AAA Acquires Largest Autonomous Vehicle Test Site in the Country

AAA of Northern California, Nevada and Utah has acquired GoMentum Station, an AV testing site in Concord, California. The station is the largest autonomous vehicle test site in the United States. AAA’s investment will allow numerous AV testing projects at the station to continue and expand. For example, in the next month or so the station intends to introduce a “signal lab” where AV infrastructure, such as roadside connectivity equipment, can be tested. GoMentum was previously under the management of the Contra Costa Transportation Authority (CCTA), which will remain heavily involved in operations. This acquisition is a continuation of the relationship between GoMentum and AAA, as the two partnered on a study on how AVs could be safely implemented for public use in November 2017. According to CCTA director of external affairs Linsey Willis, the organization is excited by AAA’s investment as it will help them “bring to fruition a number of ideas” they had when they founded the station.

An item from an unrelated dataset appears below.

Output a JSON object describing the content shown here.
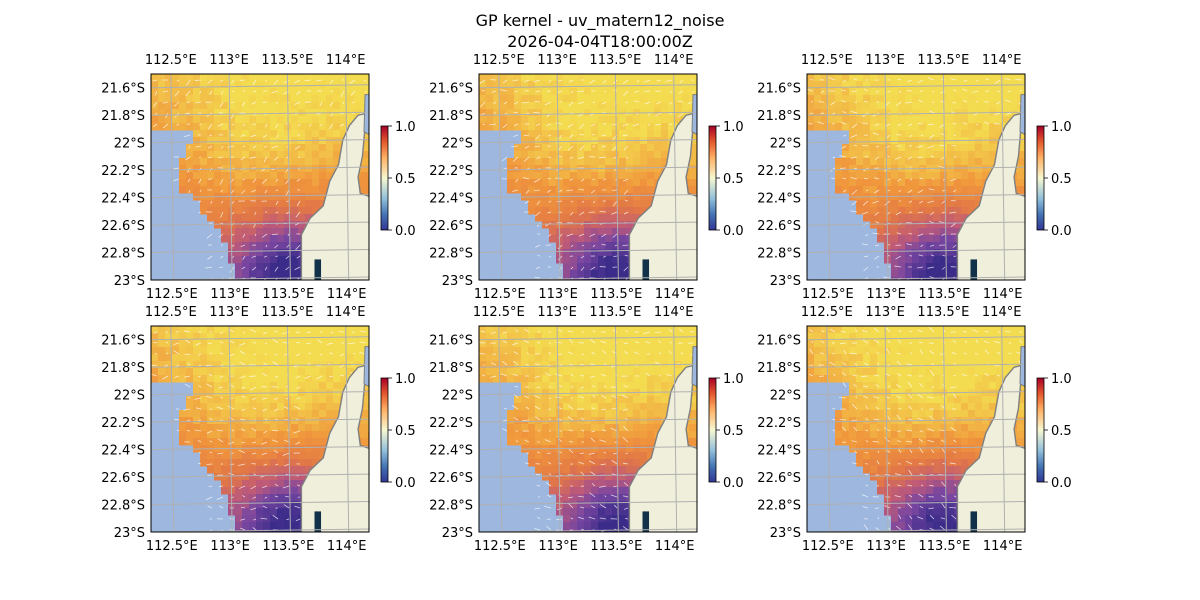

Toyota Wants World to Use Its Tech That Keeps Cars From Crashing

Toyota has announced that it will share its automated safety system, called Guardian, with rivals. According to Gill Pratt, CEO of the Toyota Research Institute, the system can take control of the car and guide it out of harm’s way if the human driver is drowsy, distracted, or drunk. The technology is due to be introduced in the early 2020s and uses many of the same sensors as fully self-driving cars, including cameras, radar, and lidar. However, the human will remain the primary driver in the Guardian system. Toyota has suggested that the technology could be shared through licensing or whole systems. This move could potentially pay off in royalties and reputation in a future where leading in technology and safety is critical.